The results indicate that individuals from lower-income countries have greater accelerated ageing compared to those from high-income countries, capturing “the disproportionate burden of accelerated aging in disadvantaged populations,” write the authors of the paper.

Several kinds of adverse exposures were linked to faster ageing. This includes physical factors such as poor air quality; social factors, including economic inequality, gender inequality, and migration; and sociopolitical factors, such as lack of political representation, limited party freedom, restricted voting rights, unfair elections, and weak democracies.

For example, they say that “despite advances in gender equality, women still face disproportionate disadvantages owing to caregiving roles, economic inequalities and healthcare access, potentially exacerbating accelerated ageing”.

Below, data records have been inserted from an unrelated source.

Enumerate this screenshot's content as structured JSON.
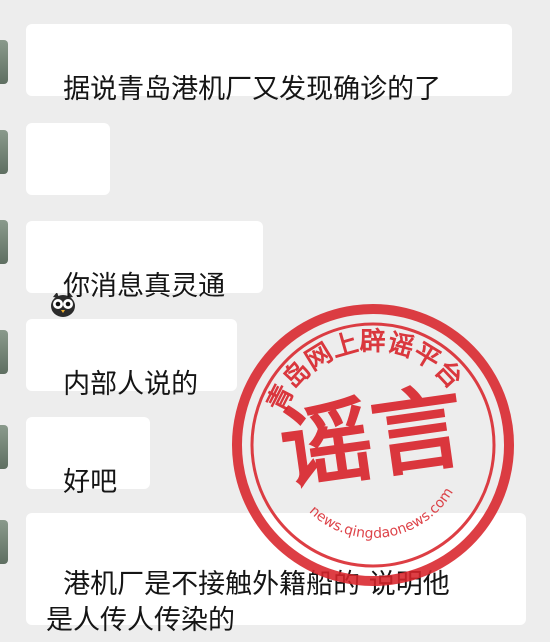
{
  "messages": [
    {
      "text": "据说青岛港机厂又发现确诊的了"
    },
    {
      "emoji": "owl-emoji"
    },
    {
      "text": "你消息真灵通"
    },
    {
      "text": "内部人说的"
    },
    {
      "text": "好吧"
    },
    {
      "text": "港机厂是不接触外籍船的 说明他\n是人传人传染的"
    }
  ],
  "stamp": {
    "ring_text": "青岛网上辟谣平台",
    "center_text": "谣言",
    "url_text": "news.qingdaonews.com",
    "color": "#d8232a"
  }
}
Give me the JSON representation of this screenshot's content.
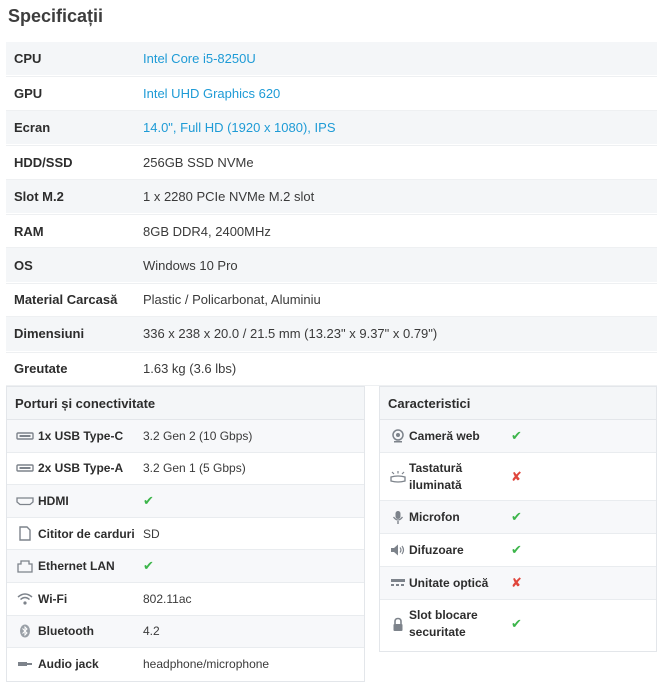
{
  "title": "Specificații",
  "specs": [
    {
      "key": "CPU",
      "value": "Intel Core i5-8250U"
    },
    {
      "key": "GPU",
      "value": "Intel UHD Graphics 620"
    },
    {
      "key": "Ecran",
      "value": "14.0\", Full HD (1920 x 1080), IPS"
    },
    {
      "key": "HDD/SSD",
      "value": "256GB SSD NVMe"
    },
    {
      "key": "Slot M.2",
      "value": "1 x 2280 PCIe NVMe M.2 slot"
    },
    {
      "key": "RAM",
      "value": "8GB DDR4, 2400MHz"
    },
    {
      "key": "OS",
      "value": "Windows 10 Pro"
    },
    {
      "key": "Material Carcasă",
      "value": "Plastic / Policarbonat, Aluminiu"
    },
    {
      "key": "Dimensiuni",
      "value": "336 x 238 x 20.0 / 21.5 mm (13.23\" x 9.37\" x 0.79\")"
    },
    {
      "key": "Greutate",
      "value": "1.63 kg (3.6 lbs)"
    }
  ],
  "ports": {
    "heading": "Porturi și conectivitate",
    "items": [
      {
        "name": "1x USB Type-C",
        "value": "3.2 Gen 2 (10 Gbps)",
        "icon": "usb-icon"
      },
      {
        "name": "2x USB Type-A",
        "value": "3.2 Gen 1 (5 Gbps)",
        "icon": "usb-icon"
      },
      {
        "name": "HDMI",
        "value": "✔",
        "icon": "hdmi-icon"
      },
      {
        "name": "Cititor de carduri",
        "value": "SD",
        "icon": "card-reader-icon"
      },
      {
        "name": "Ethernet LAN",
        "value": "✔",
        "icon": "ethernet-icon"
      },
      {
        "name": "Wi-Fi",
        "value": "802.11ac",
        "icon": "wifi-icon"
      },
      {
        "name": "Bluetooth",
        "value": "4.2",
        "icon": "bluetooth-icon"
      },
      {
        "name": "Audio jack",
        "value": "headphone/microphone",
        "icon": "audio-jack-icon"
      }
    ]
  },
  "features": {
    "heading": "Caracteristici",
    "items": [
      {
        "name": "Cameră web",
        "value": "✔",
        "icon": "webcam-icon"
      },
      {
        "name": "Tastatură iluminată",
        "value": "✘",
        "icon": "backlit-keyboard-icon"
      },
      {
        "name": "Microfon",
        "value": "✔",
        "icon": "microphone-icon"
      },
      {
        "name": "Difuzoare",
        "value": "✔",
        "icon": "speaker-icon"
      },
      {
        "name": "Unitate optică",
        "value": "✘",
        "icon": "optical-drive-icon"
      },
      {
        "name": "Slot blocare securitate",
        "value": "✔",
        "icon": "lock-icon"
      }
    ]
  },
  "colors": {
    "link": "#1e9bd6",
    "check": "#3cb54a",
    "cross": "#e0463c"
  }
}
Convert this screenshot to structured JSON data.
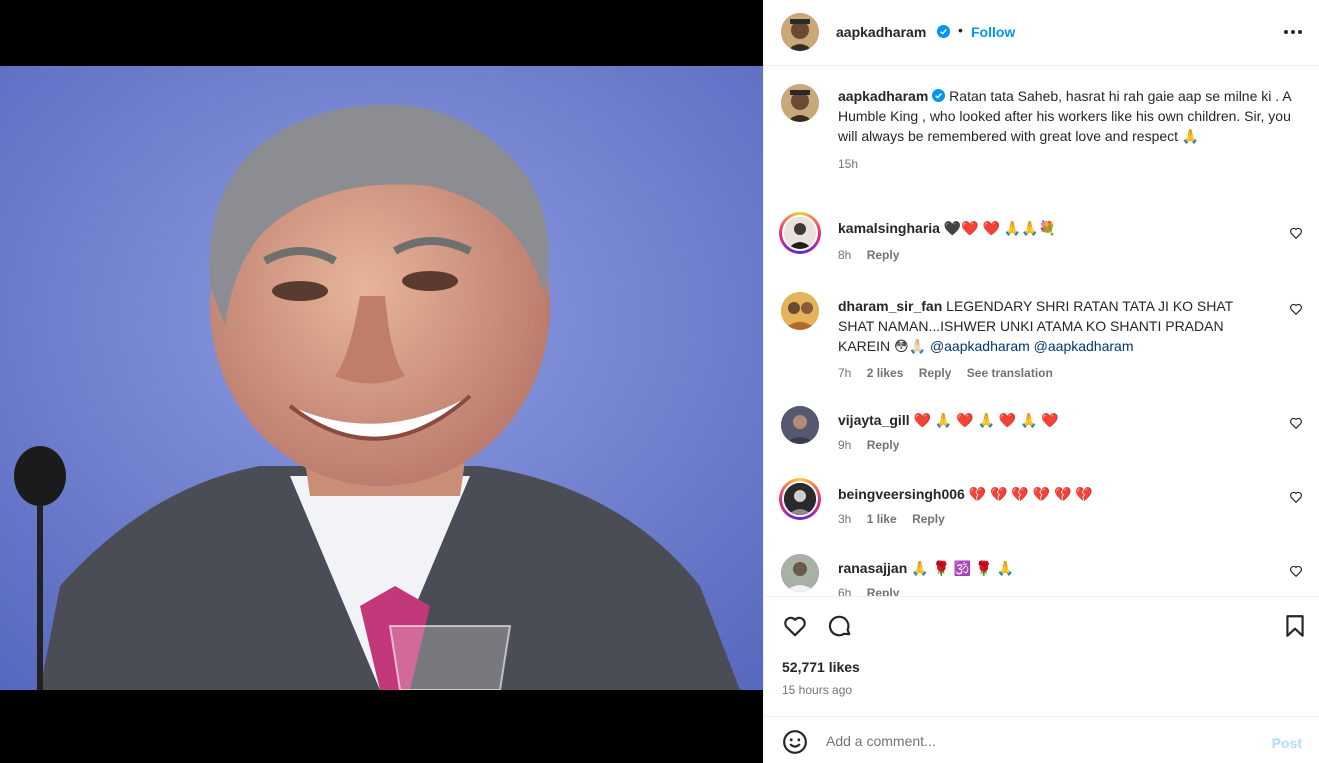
{
  "post": {
    "username": "aapkadharam",
    "follow_label": "Follow",
    "separator": "•",
    "caption": "Ratan tata Saheb, hasrat hi rah gaie aap se milne ki . A Humble King , who looked after his workers like his own children. Sir, you will always be remembered with great love and respect 🙏",
    "caption_time": "15h",
    "likes": "52,771 likes",
    "time_ago": "15 hours ago",
    "comment_placeholder": "Add a comment...",
    "post_label": "Post"
  },
  "comments": [
    {
      "user": "kamalsingharia",
      "text": "🖤❤️ ❤️ 🙏🙏💐",
      "time": "8h",
      "likes": "",
      "reply": "Reply",
      "translate": ""
    },
    {
      "user": "dharam_sir_fan",
      "text": "LEGENDARY SHRI RATAN TATA JI KO SHAT SHAT NAMAN...ISHWER UNKI ATAMA KO SHANTI PRADAN KAREIN 😳🙏🏻 ",
      "mention1": "@aapkadharam",
      "mention2": "@aapkadharam",
      "time": "7h",
      "likes": "2 likes",
      "reply": "Reply",
      "translate": "See translation"
    },
    {
      "user": "vijayta_gill",
      "text": "❤️ 🙏 ❤️ 🙏 ❤️ 🙏 ❤️",
      "time": "9h",
      "likes": "",
      "reply": "Reply",
      "translate": ""
    },
    {
      "user": "beingveersingh006",
      "text": "💔 💔 💔 💔 💔 💔",
      "time": "3h",
      "likes": "1 like",
      "reply": "Reply",
      "translate": ""
    },
    {
      "user": "ranasajjan",
      "text": "🙏 🌹 🕉️ 🌹 🙏",
      "time": "6h",
      "likes": "",
      "reply": "Reply",
      "translate": ""
    }
  ],
  "colors": {
    "accent": "#0095f6",
    "verified": "#0095f6",
    "muted": "#737373",
    "post_disabled": "#b3dbff"
  },
  "icons": [
    "verified-badge-icon",
    "more-options-icon",
    "heart-icon",
    "comment-icon",
    "bookmark-icon",
    "emoji-icon"
  ]
}
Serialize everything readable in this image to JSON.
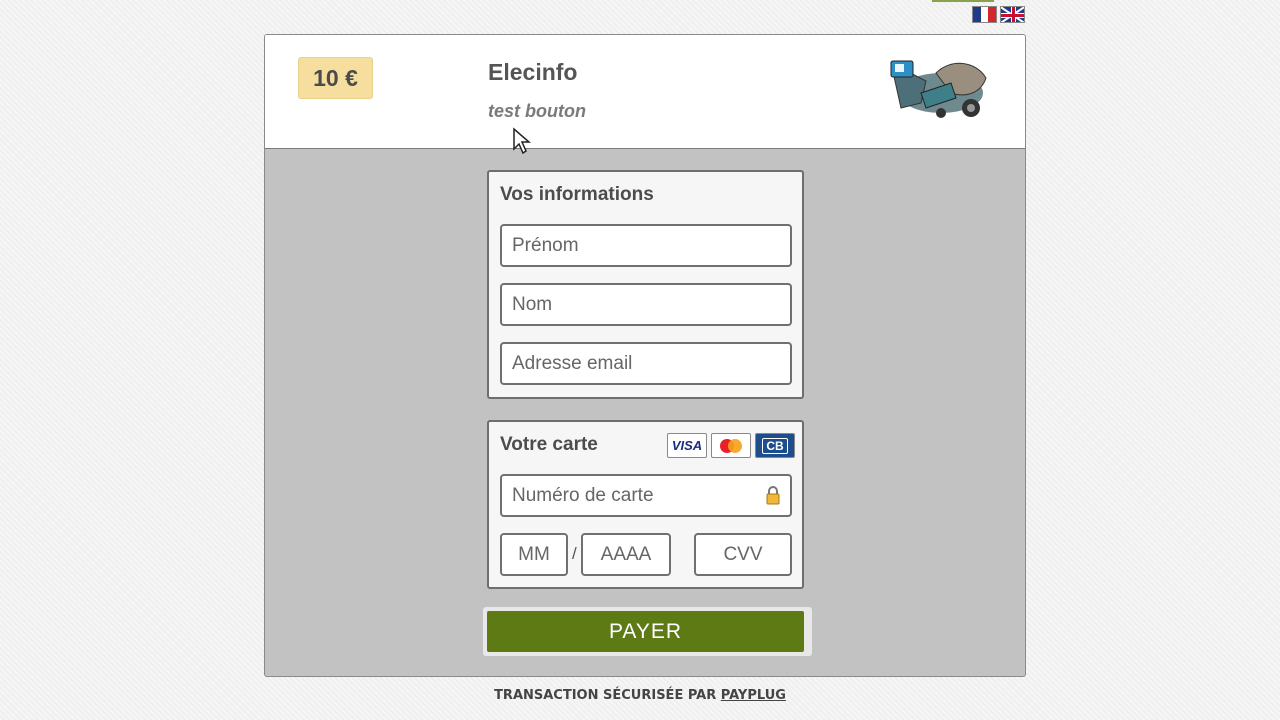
{
  "header": {
    "amount": "10 €",
    "merchant_name": "Elecinfo",
    "tagline": "test bouton",
    "logo_icon": "merchant-logo-icon"
  },
  "languages": [
    {
      "code": "fr",
      "icon": "france-flag-icon"
    },
    {
      "code": "en",
      "icon": "uk-flag-icon"
    }
  ],
  "info_section": {
    "title": "Vos informations",
    "first_name_placeholder": "Prénom",
    "last_name_placeholder": "Nom",
    "email_placeholder": "Adresse email"
  },
  "card_section": {
    "title": "Votre carte",
    "card_logos": [
      "VISA",
      "MasterCard",
      "CB"
    ],
    "card_number_placeholder": "Numéro de carte",
    "month_placeholder": "MM",
    "separator": "/",
    "year_placeholder": "AAAA",
    "cvv_placeholder": "CVV"
  },
  "pay_button": "PAYER",
  "footer": {
    "text": "TRANSACTION SÉCURISÉE PAR ",
    "link": "PAYPLUG"
  },
  "colors": {
    "pay_button": "#5e7a15",
    "amount_badge": "#f6df9e",
    "form_background": "#c2c2c2"
  }
}
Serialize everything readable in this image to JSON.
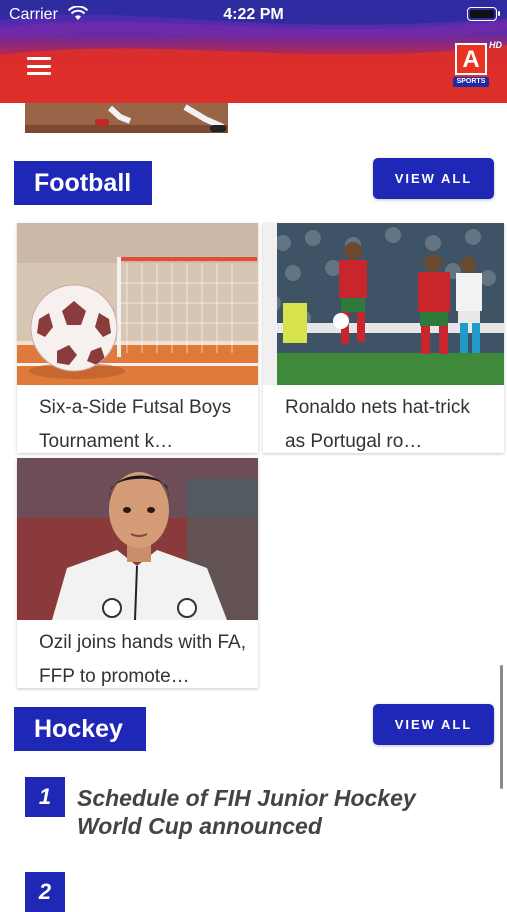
{
  "status_bar": {
    "carrier": "Carrier",
    "time": "4:22 PM"
  },
  "header": {
    "logo_letter": "A",
    "logo_badge": "HD",
    "logo_sub": "SPORTS",
    "brand_color": "#1f27b7",
    "accent_color": "#e43a30"
  },
  "football": {
    "title": "Football",
    "view_all": "VIEW ALL",
    "cards": [
      {
        "title": "Six-a-Side Futsal Boys Tournament k…"
      },
      {
        "title": "Ronaldo nets hat-trick as Portugal ro…"
      },
      {
        "title": "Ozil joins hands with FA, FFP to promote…"
      }
    ]
  },
  "hockey": {
    "title": "Hockey",
    "view_all": "VIEW ALL",
    "items": [
      {
        "rank": "1",
        "title": "Schedule of FIH Junior Hockey World Cup announced"
      },
      {
        "rank": "2"
      }
    ]
  }
}
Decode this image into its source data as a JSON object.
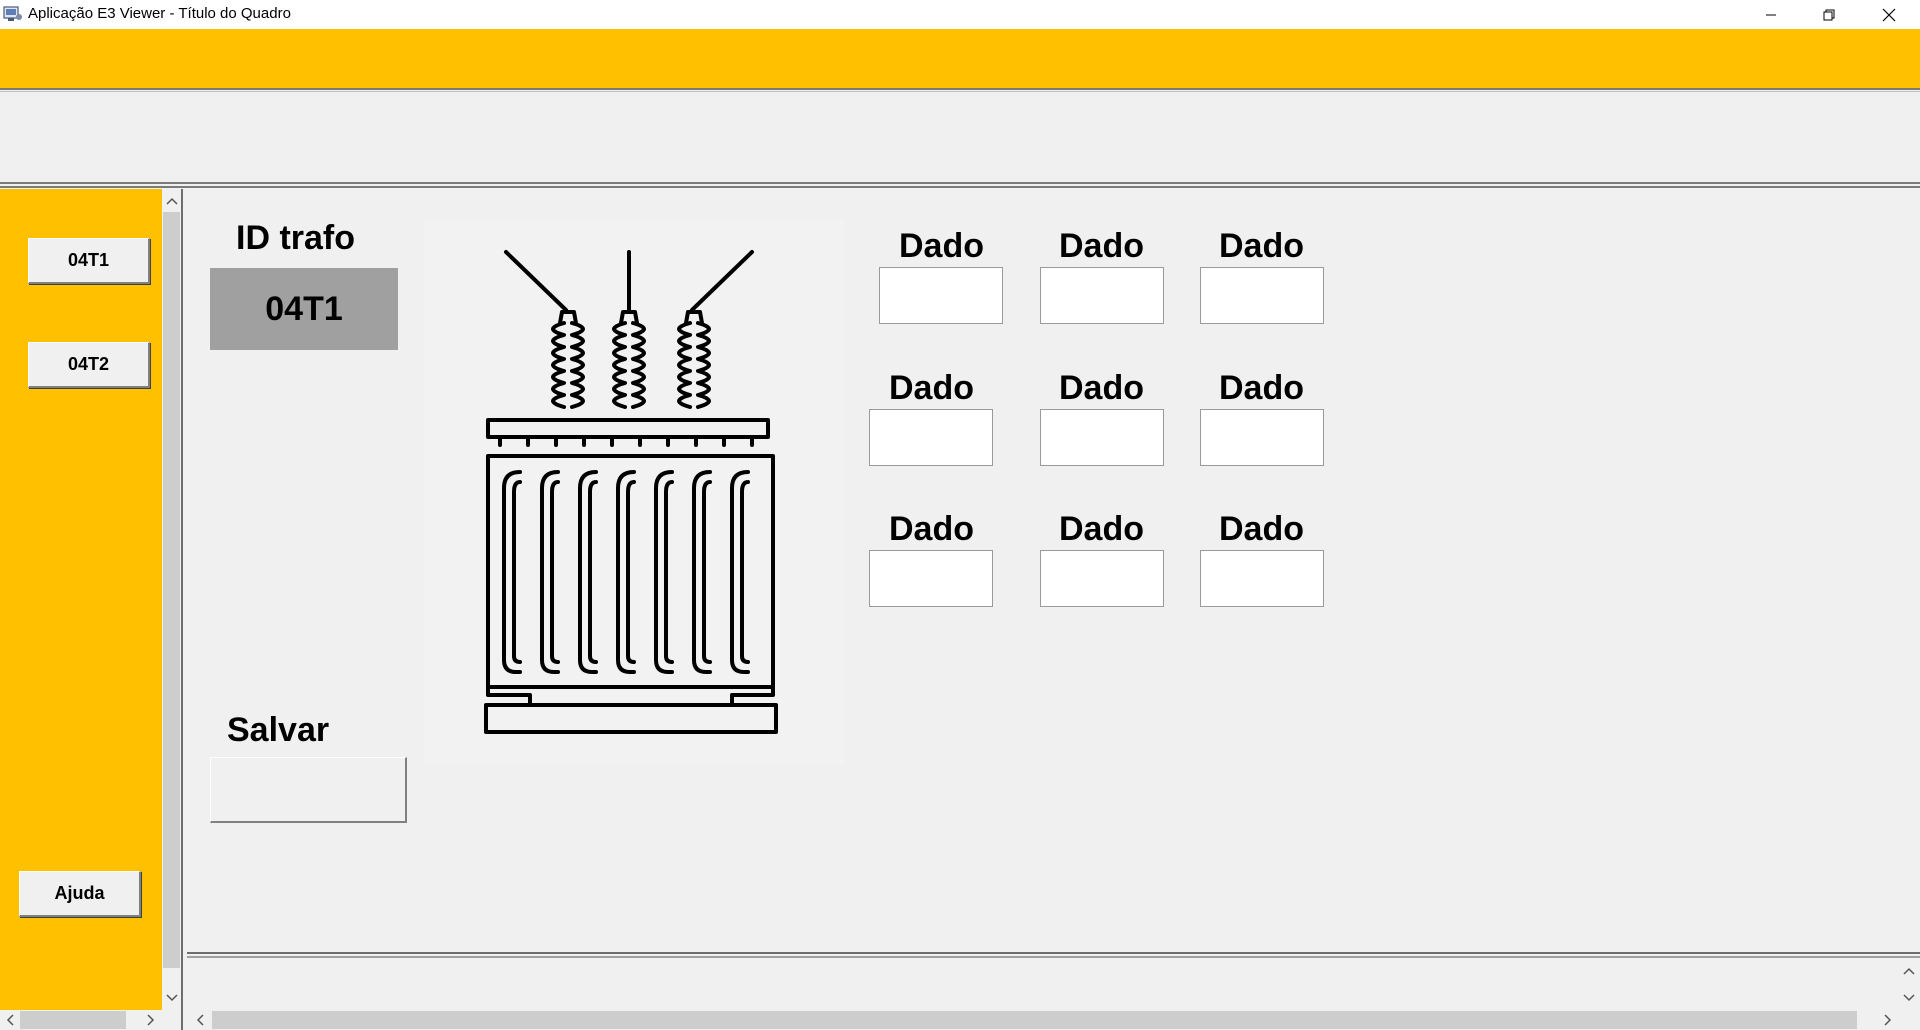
{
  "window": {
    "title": "Aplicação E3 Viewer - Título do Quadro",
    "minimize_glyph": "—",
    "restore_glyph": "❐",
    "close_glyph": "✕"
  },
  "colors": {
    "accent": "#ffc000",
    "background": "#f0f0f0",
    "id_display_bg": "#a0a0a0",
    "field_bg": "#ffffff"
  },
  "sidebar": {
    "buttons": [
      {
        "label": "04T1"
      },
      {
        "label": "04T2"
      }
    ],
    "help_label": "Ajuda"
  },
  "main": {
    "id_label": "ID trafo",
    "id_value": "04T1",
    "save_label": "Salvar",
    "save_value": "",
    "image_icon": "transformer-icon",
    "data_fields": [
      {
        "label": "Dado",
        "value": ""
      },
      {
        "label": "Dado",
        "value": ""
      },
      {
        "label": "Dado",
        "value": ""
      },
      {
        "label": "Dado",
        "value": ""
      },
      {
        "label": "Dado",
        "value": ""
      },
      {
        "label": "Dado",
        "value": ""
      },
      {
        "label": "Dado",
        "value": ""
      },
      {
        "label": "Dado",
        "value": ""
      },
      {
        "label": "Dado",
        "value": ""
      }
    ]
  },
  "scrollbars": {
    "up": "▲",
    "down": "▼",
    "left": "‹",
    "right": "›"
  }
}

They add that sociopolitical factors can impact health through chronic stress pathways and that “political polarisation, governance failures and institutional instability impact health through policy-driven resource allocation, social cohesion and healthcare system stability, increasing ageing disparities”.

“By identifying which factors have the greatest associations with accelerating or delaying aging, interventions can be tailored to optimise healthy ageing outcomes,” write the authors.

Psychiatrist and co-first author Dr Hernando Santamaria-Garcia, from GBHI at the University of California, San Francisco, says: “Governments, international organisations, and public health leaders must urgently act to reshape environments, from reducing air pollution to strengthening democratic institutions.” 

“Cognition, functional ability, education, well-being, physical activity, sensory impairments and cardiometabolic conditions can be addressed through lifestyle changes, multicomponent interventions and public health policies,” the authors write.

“Less modifiable factors – such as air quality and sociopolitical conditions including inequality and political representation – require addressing systemic disparities. Incorporating country-level exposome data into global surveillance could help identify structural drivers of accelerated aging and guide equitable resource allocation.”

They emphasise the findings are “intended to support inclusive and equitable policy responses that mitigate structural vulnerabilities – not to label or penalise countries or communities”.

The research has been published in in Nature Medicine.